Marroquin J. L. (1976) Human Visual Perception of Structure. Masters degree thesis, MIT Dept. of Electrical Engineering & Computer Science
There is ... a basic issue that is only very seldomly discuscussed: What do we mean by "visual experience"? Very often the problem of vision is oversimplified, and to "see" a scene is identified with the task of computing a verbal description of it. This problem is difficult enough, but it is important to recognize that there is much more in visual perception than assigning verbal labels to "objects".
If we pay attention to what we actually see, instead of thinking about it, we find that our visual experience is richer than any verbal description. This fact becomes evident as we observe a pictoric representation of a landscape - i.e., a non-verbal description - and compare the visual image with a literary description of the same scene or, further, with a list of the "objects" it contains. Moreover, we all recognize that certain visual patterns have qualities such as simplicity, elegance, unity, beauty, harmony, etc., but all these words denote experiences which are almost impossible to be described verbally, and which cannot be explained by a theory which considers visual perception merely as the assignment of verbal labels.
A further consequence of the "labeling" models is the belief that perception is based on the "detection" of certain features or structures that are "out there". This concept can be useful in the construction of "pattern recognition" devices, but as a model of human perception it can be very misleading because ... it is contradicted by many experimental facts.
A more realistic framework is to consider that the main function performed by the processes that underlie visual experience is to organize the input information in such a way as to construct what we call "reality", i.e. our world of surfaces, textures, structures, objects, etc. From this standpoint, perception is considered to be the result of the interaction of two systems of "forces": External forces originated by the pattern of stimulation at the retinal mosaic, ("proximal stimulus") and internal organizing forces resulting from the topological structure of the neural network.
At this point it is impossible to determine experimentally what "subjective experience" is (and maybe it will never be possible). However it seems reasonable to suppose that it arises as a correlate of physiological processes occuring in the brain. If this is the case, it follows that there must be an isomorphism between the structure of subjective experience and that of the underlying brain processes. If we adopt this point of view, then we may say that the structures we perceive in the world are constructed, rather than detected, by the brain. The subjective perception of structure is the correlate of internal organizing processes acting upon the visual input.
This does not mean, of course, that all the organizations we see are purely imaginary. Our survival demonstrates that the structures constructed by the brain are generally well correlated with the objective structures occuring in the physical world. For example, the internal construction of a region of the visual field as a segregated unit is generally correlated with the existence of a corresponding unit in the physical enviroment (i.e., an "object"). A corollary of this theory is that our perception along a "continuum" between Chaos and Order, must be restricted to a small region within it by our perceptual apparatus, in the same way as our perception of the electromagnetic waves is restricted to a small region of the spectrum. This conjecture is supported by the fact that when we observe an unstructured (chaotic) pattern, such as dynamic "noise", the brain tends to impose structure on it, thus limiting our potential perception of "disorder", and on the other hand, a pattern with too high adegree of organization tends to fragment and be perceived as a collection of lower order "substructures".
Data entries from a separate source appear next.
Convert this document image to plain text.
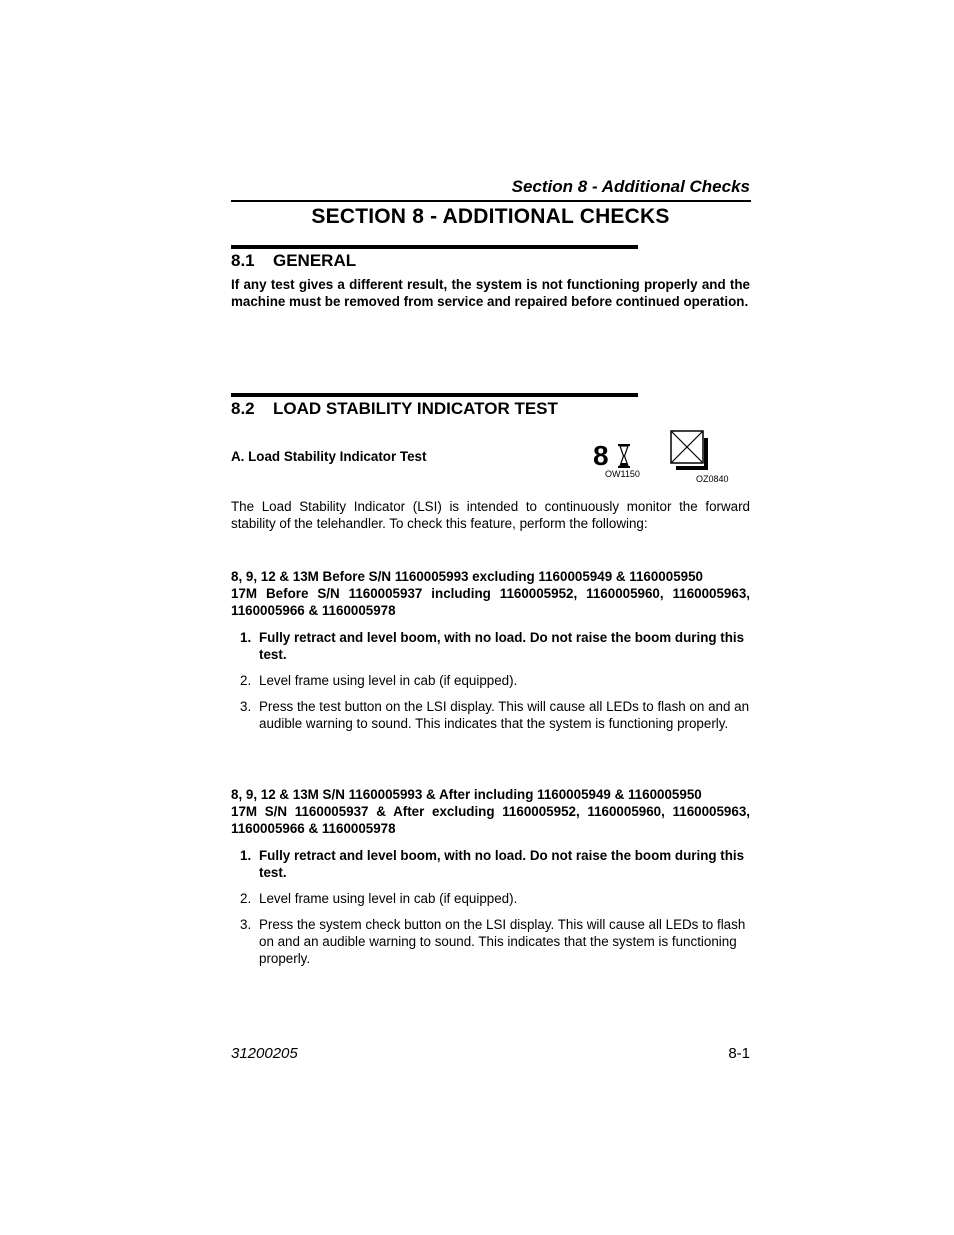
Section 8 - Additional Checks
SECTION 8 - ADDITIONAL CHECKS
8.1 GENERAL
If any test gives a different result, the system is not functioning properly and the machine must be removed from service and repaired before continued operation.
8.2 LOAD STABILITY INDICATOR TEST
A. Load Stability Indicator Test	8
OW1150	OZ0840
The Load Stability Indicator (LSI) is intended to continuously monitor the forward stability of the telehandler. To check this feature, perform the following:
8, 9, 12 & 13M Before S/N 1160005993 excluding 1160005949 & 1160005950
17M Before S/N 1160005937 including 1160005952, 1160005960, 1160005963, 1160005966 & 1160005978
1. Fully retract and level boom, with no load. Do not raise the boom during this test.
2. Level frame using level in cab (if equipped).
3. Press the test button on the LSI display. This will cause all LEDs to flash on and an audible warning to sound. This indicates that the system is functioning properly.
8, 9, 12 & 13M S/N 1160005993 & After including 1160005949 & 1160005950
17M S/N 1160005937 & After excluding 1160005952, 1160005960, 1160005963, 1160005966 & 1160005978
1. Fully retract and level boom, with no load. Do not raise the boom during this test.
2. Level frame using level in cab (if equipped).
3. Press the system check button on the LSI display. This will cause all LEDs to flash on and an audible warning to sound. This indicates that the system is functioning properly.
31200205	8-1
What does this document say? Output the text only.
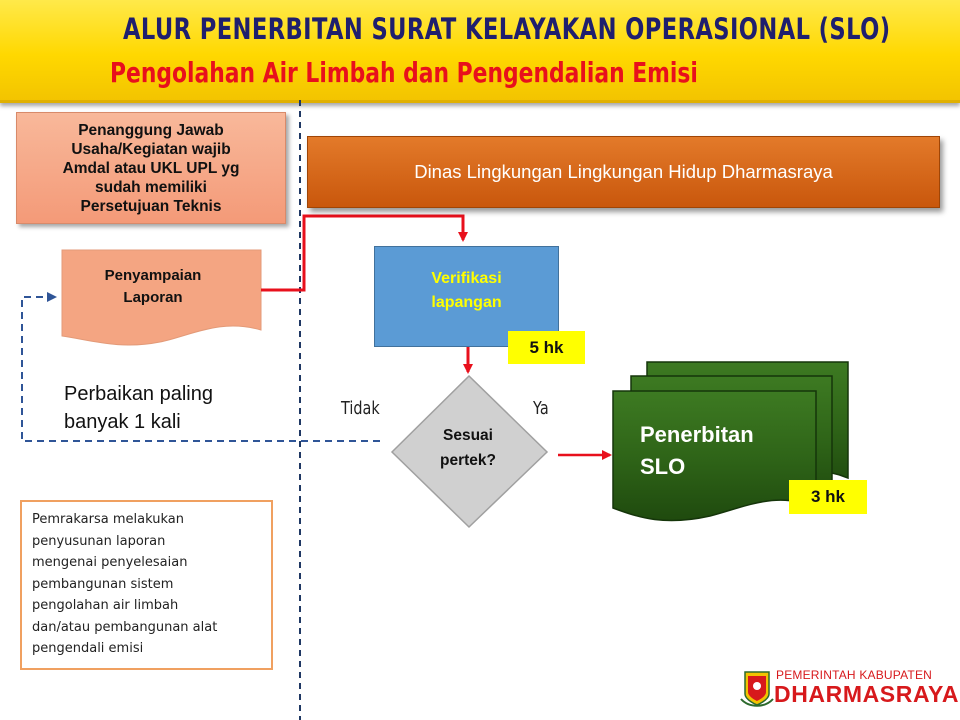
ALUR PENERBITAN SURAT KELAYAKAN OPERASIONAL (SLO)
Pengolahan Air Limbah dan Pengendalian Emisi
Penanggung Jawab
Usaha/Kegiatan wajib
Amdal atau UKL UPL yg
sudah memiliki
Persetujuan Teknis
Dinas Lingkungan Lingkungan Hidup Dharmasraya
Penyampaian
Laporan
Verifikasi
lapangan
5 hk
Perbaikan paling
banyak 1 kali
Tidak	Ya
Sesuai
pertek?
Penerbitan
SLO
3 hk
Pemrakarsa melakukan
penyusunan laporan
mengenai penyelesaian
pembangunan sistem
pengolahan air limbah
dan/atau pembangunan alat
pengendali emisi
PEMERINTAH KABUPATEN
DHARMASRAYA
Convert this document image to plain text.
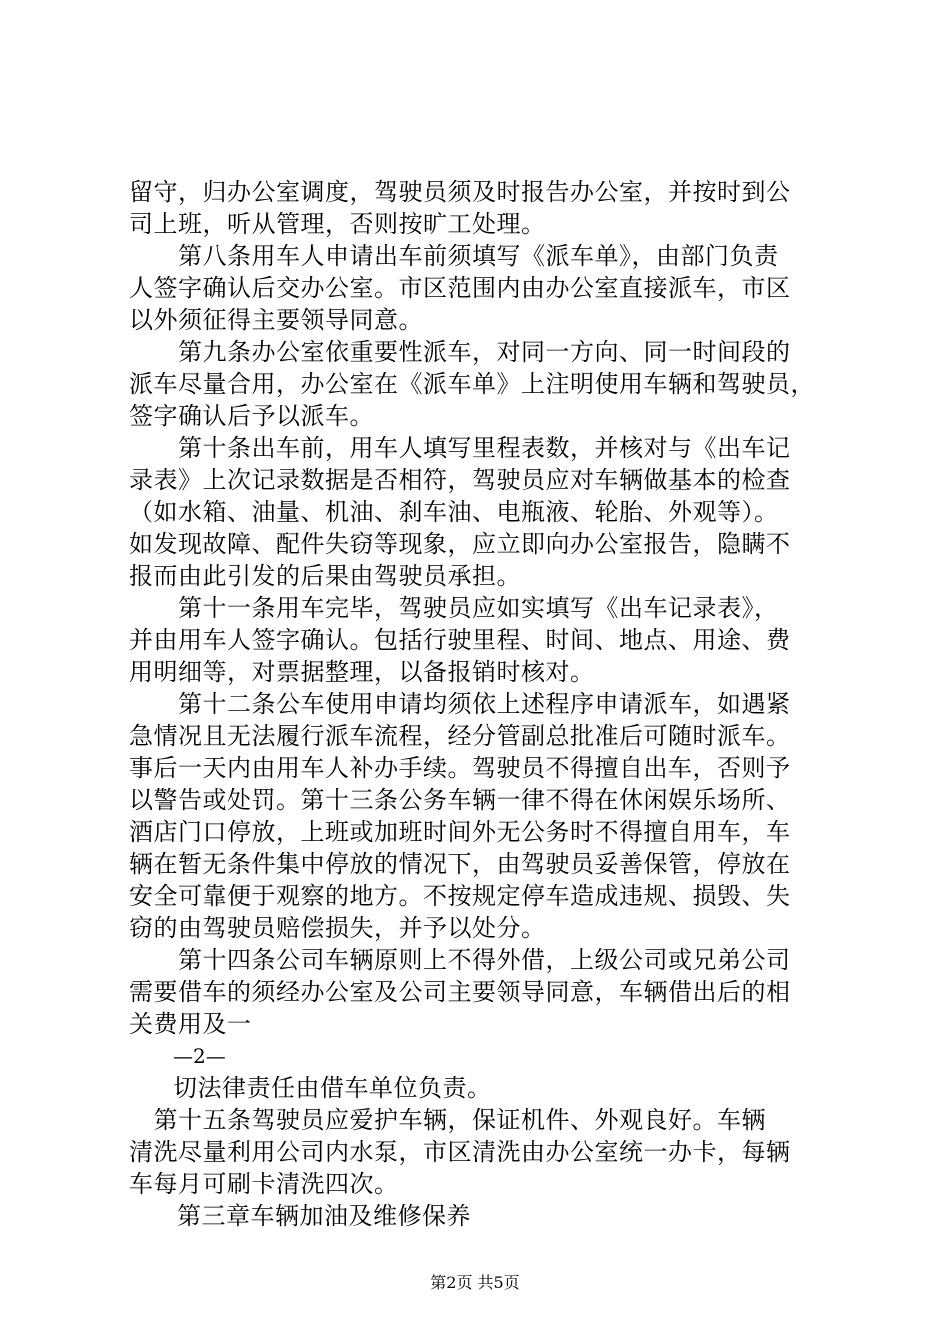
留守，归办公室调度，驾驶员须及时报告办公室，并按时到公
司上班，听从管理，否则按旷工处理。
　　第八条用车人申请出车前须填写《派车单》，由部门负责
人签字确认后交办公室。市区范围内由办公室直接派车，市区
以外须征得主要领导同意。
　　第九条办公室依重要性派车，对同一方向、同一时间段的
派车尽量合用，办公室在《派车单》上注明使用车辆和驾驶员，
签字确认后予以派车。
　　第十条出车前，用车人填写里程表数，并核对与《出车记
录表》上次记录数据是否相符，驾驶员应对车辆做基本的检查
（如水箱、油量、机油、刹车油、电瓶液、轮胎、外观等）。
如发现故障、配件失窃等现象，应立即向办公室报告，隐瞒不
报而由此引发的后果由驾驶员承担。
　　第十一条用车完毕，驾驶员应如实填写《出车记录表》，
并由用车人签字确认。包括行驶里程、时间、地点、用途、费
用明细等，对票据整理，以备报销时核对。
　　第十二条公车使用申请均须依上述程序申请派车，如遇紧
急情况且无法履行派车流程，经分管副总批准后可随时派车。
事后一天内由用车人补办手续。驾驶员不得擅自出车，否则予
以警告或处罚。第十三条公务车辆一律不得在休闲娱乐场所、
酒店门口停放，上班或加班时间外无公务时不得擅自用车，车
辆在暂无条件集中停放的情况下，由驾驶员妥善保管，停放在
安全可靠便于观察的地方。不按规定停车造成违规、损毁、失
窃的由驾驶员赔偿损失，并予以处分。
　　第十四条公司车辆原则上不得外借，上级公司或兄弟公司
需要借车的须经办公室及公司主要领导同意，车辆借出后的相
关费用及一
—2—
切法律责任由借车单位负责。
　第十五条驾驶员应爱护车辆，保证机件、外观良好。车辆
清洗尽量利用公司内水泵，市区清洗由办公室统一办卡，每辆
车每月可刷卡清洗四次。
第三章车辆加油及维修保养
第2页 共5页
The basic law that the perceptual organizing processes follow is a tendency to form segregated units of increasing size and complexity in a hierarchical way. This means that the most stable organization of a large field is not that in which elementary "atoms" or micro-elements are held together by a single global force, but rather, a tree-like structure in which the microelements are held together in small clusters or "molecules", which in turn, are grouped together into larger units, and so on until the whole field is organized.
We observe two forces in action as the cause of this behavior: Cohesive forces which tend to form clusters, and "surface tension" forces, which segregate these clusters as independent, complete units. As the analogy with the physical process from which I am borrowing this term suggests (the formation of soap bubbles, for example), both forces arise from a single underlying principle: the attraction forces between units. These forces, in turn, follow two important laws: the "principle of homogeneity" and the "principle of relative proximity".
1.3.2 Principle of homogeneity:
This principle, first observed by the Gestalt Psychologists, can be stated as follows: "Homogeneity in a field generates cohesive forces and inhomogeneities generate segregating forces." This means that if a region in the retinal mosaic receives uniform stimulation, it will form a unit, while discontinuities in the stimulation (edges, lines) will segregate the unit from the rest of the field.
1.3.3 Principle of relative proximity:
This principle states that the attraction force between two units varies directly with their size, "strength", and with the degree of similarity between them, and inversely with the distance between their centers of gravity.
This principle is slightly recursive in the sense that the "strength" of a unit depends on the local attraction forces between the sub-units that form it, as well as on the degree of its internal organization.
The patterns that I have used as stimuli in this work represent the interaction of two opposite principles: randomness and order (in the form of group structures). Aside from their usefulness as stimuli for psychophysical experimentation, such patterns are characterized by the great fascination they exert on the observer, and by the fact that they are "meaningful" and significant. They "make sense". In fact, group structures have always fascinated mankind, as an analysis of the artistic representations of any culture will reveal. * What is even more interesting is the fact that they have always and everywhere been used as religious and magic figures, as symbols of the most profound and incomprehensible mysteries of the human mind. Thus we find representations of groups in the pyramids of Egypt, and in the Gothic Cathedrals in Europe; in the structure of the 64 hexagrams of the ancient Book of Changes (I Ching) regarded as the basic source of Chinese philosophical thought, and in the Tibetan Mandalas on figures for meditation; in the archetypical astrological figure in the religious sculptures from ancient Mexico.
If, following Jung's interpretation ** we regard religious and magical imagery as a symbolic representation of man's and woman's inner reality, we must deduce from these facts that group structures should appear in the organization of higher mental processes.
Also supporting this conjecture is the work of Piaget (1971, 1974) on the development of intelligence. After long and careful observation and experimentation with children, Piaget concluded that the mental processes underlying intelligent behavior (not only logical and mathematical capabilities, but also the ability to recognize the conservation of weight, volume, length, etc. for example) are structured in group-like fashion.
* See Weyl (1952), and also Budden (1972), who presents examples of group structures present in musical compositions
** See Jung (1958)
Budden F. (1972) The Fascination of Groups. Cambridge University Press.
Weyl, H. (1952) Symmetry. New Jersey: Princeton University Press.